As you may know in Britain there is a new direct to consumer genetic testing service, Living DNA. Debbie Kennett has a post up where she talks about how it works and why it’s different. For now it is British focused, and leverages haplotype-based methods with the PoBI database to give really fine-grained analysis to their customers on those sceptered isles.
Brought to you by the same people who brought you FineStructure, this is a major offering in this space.
But there’s a more general issue I want to comment on. In the video accompanying the website, one of the presenters states that people are “very surprised how admixed” humans are. This depends on scale.

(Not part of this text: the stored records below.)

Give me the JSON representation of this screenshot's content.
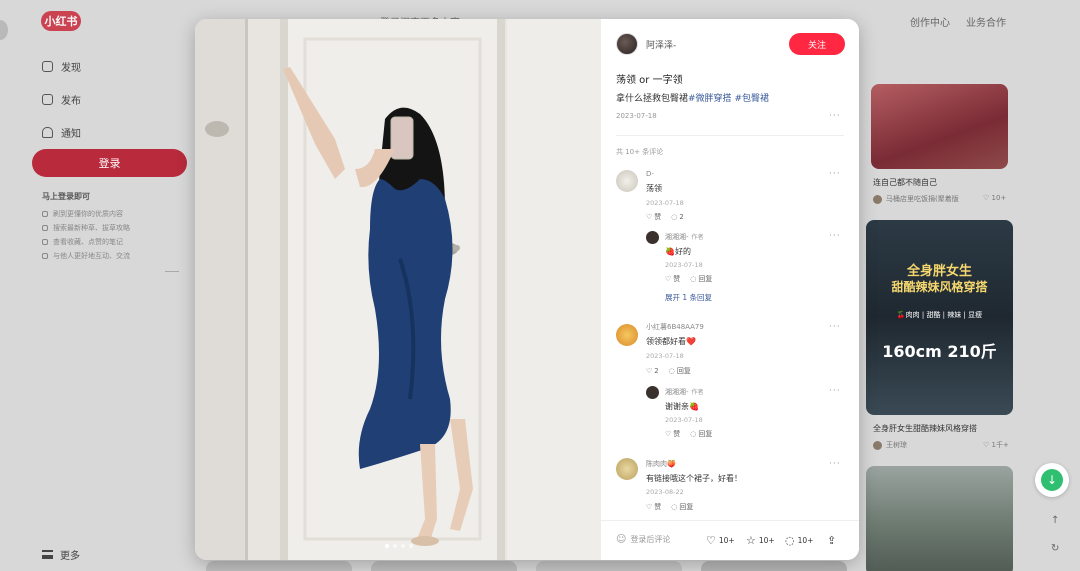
{
  "app": {
    "logo": "小红书"
  },
  "topnav": {
    "search_placeholder": "登录探索更多内容",
    "creator": "创作中心",
    "business": "业务合作"
  },
  "sidebar": {
    "items": [
      {
        "label": "发现",
        "icon": "home-icon"
      },
      {
        "label": "发布",
        "icon": "plus-square-icon"
      },
      {
        "label": "通知",
        "icon": "bell-icon"
      }
    ],
    "login_button": "登录",
    "login_tip_title": "马上登录即可",
    "login_tips": [
      "刷到更懂你的优质内容",
      "搜索最新种草、拔草攻略",
      "查看收藏、点赞的笔记",
      "与他人更好地互动、交流"
    ],
    "more": "更多"
  },
  "feed": {
    "cards": [
      {
        "title": "连自己都不随自己",
        "author": "马桶店里吃饭捐(聚着版",
        "likes": "10+"
      },
      {
        "banner_line1": "全身胖女生",
        "banner_line2": "甜酷辣妹风格穿搭",
        "banner_tags": "🍒肉肉 | 甜酷 | 辣妹 | 显瘦",
        "banner_size": "160cm 210斤",
        "title": "全身肝女生甜酷辣妹风格穿搭",
        "author": "王树琼",
        "likes": "1千+"
      }
    ]
  },
  "note": {
    "author": {
      "name": "阿泽泽-"
    },
    "follow_label": "关注",
    "title": "荡领 or 一字领",
    "body_text": "拿什么拯救包臀裙",
    "tags": [
      "#微胖穿搭",
      "#包臀裙"
    ],
    "date": "2023-07-18",
    "more": "···",
    "comment_count": "共 10+ 条评论",
    "comments": [
      {
        "name": "D-",
        "text": "荡领",
        "date": "2023-07-18",
        "likes": "赞",
        "replies": "2",
        "reply": {
          "name": "湘湘湘-",
          "author_tag": "作者",
          "text": "🍓好的",
          "date": "2023-07-18",
          "likes": "赞",
          "reply_label": "回复"
        },
        "expand": "展开 1 条回复"
      },
      {
        "name": "小红薯6B48AA79",
        "text": "领领都好看❤️",
        "date": "2023-07-18",
        "likes": "2",
        "replies": "回复",
        "reply": {
          "name": "湘湘湘-",
          "author_tag": "作者",
          "text": "谢谢亲🍓",
          "date": "2023-07-18",
          "likes": "赞",
          "reply_label": "回复"
        }
      },
      {
        "name": "陈肉肉🍑",
        "text": "有链接哦这个裙子，好看！",
        "date": "2023-08-22",
        "likes": "赞",
        "replies": "回复"
      }
    ],
    "footer": {
      "comment_placeholder": "登录后评论",
      "likes": "10+",
      "collects": "10+",
      "comments": "10+"
    }
  },
  "colors": {
    "brand": "#ff2741",
    "download": "#2fbf71"
  }
}
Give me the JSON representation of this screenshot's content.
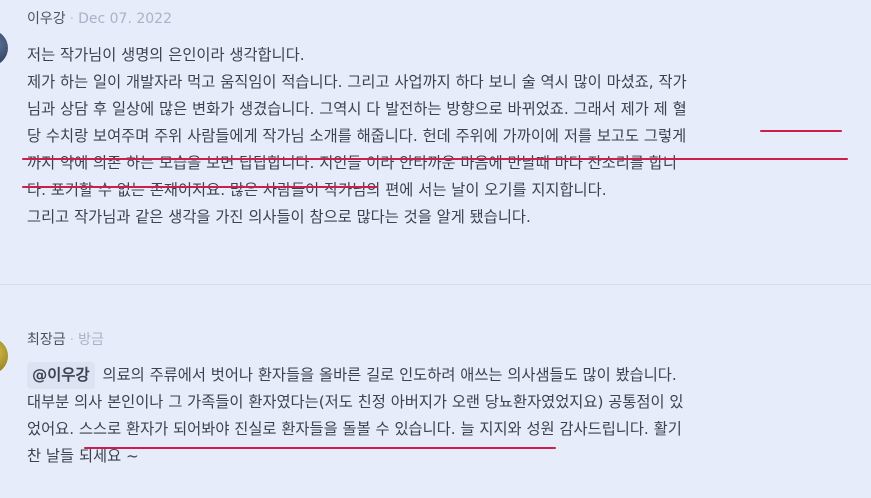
{
  "comments": [
    {
      "author": "이우강",
      "time": "Dec 07. 2022",
      "lines": [
        "저는 작가님이 생명의 은인이라 생각합니다.",
        "제가 하는 일이 개발자라 먹고 움직임이 적습니다. 그리고 사업까지 하다 보니 술 역시 많이 마셨죠, 작가",
        "님과 상담 후 일상에 많은 변화가 생겼습니다. 그역시 다 발전하는 방향으로 바뀌었죠. 그래서 제가 제 혈",
        "당 수치랑 보여주며 주위 사람들에게 작가님 소개를 해줍니다. 헌데 주위에 가까이에 저를 보고도 그렇게",
        "까지 약에 의존 하는 모습을 보면 답답합니다. 지인들 이라 안타까운 마음에 만날때 마다 잔소리를 합니",
        "다. 포기할 수 없는 존재이지요. 많은 사람들이 작가님의 편에 서는 날이 오기를 지지합니다.",
        "그리고 작가님과 같은 생각을 가진 의사들이 참으로 많다는 것을 알게 됐습니다."
      ]
    },
    {
      "author": "최장금",
      "time": "방금",
      "mention": "@이우강",
      "first_line": "의료의 주류에서 벗어나 환자들을 올바른 길로 인도하려 애쓰는 의사샘들도 많이 봤습니다.",
      "lines": [
        "대부분 의사 본인이나 그 가족들이 환자였다는(저도 친정 아버지가 오랜 당뇨환자였었지요) 공통점이 있",
        "었어요. 스스로 환자가 되어봐야 진실로 환자들을 돌볼 수 있습니다. 늘 지지와 성원 감사드립니다. 활기",
        "찬 날들 되세요 ~"
      ]
    }
  ],
  "accent_color": "#cc1f4a"
}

Let’s start at a time, 0. In the short term you are not very admixed usually. Outside of the Americans and other settler societies admixture is not common on the scale of recent generations. But as you go further back, you become quite admixed. E.g., The Geography of Recent Genetic Ancestry across Europe showed lots of admixture on 1,000 year scales within Europe. David Reich’s lab has shown lots of admixture between very diverged populations on a 5,000 year scale. But as you go further back the ‘admixture’ gets lower and lower, and at some point you hit the species barrier, and you see the same genealogies coalescing again and again through the bottleneck.
Now, look at space. As distance is ~0 you’ll see lots of admixture. But as you push further and further away, the admixture drops. At some point the admixture is quite boring. Ergo, all the “you are 100% European” results from DTC companies.
The two dimensions look quite different. Admixture increases as you go further back in time…until it doesn’t. You’re hitting the “species” taxonomical barrier. In terms of space, admixture decreases the further you go away from your focal point of interest.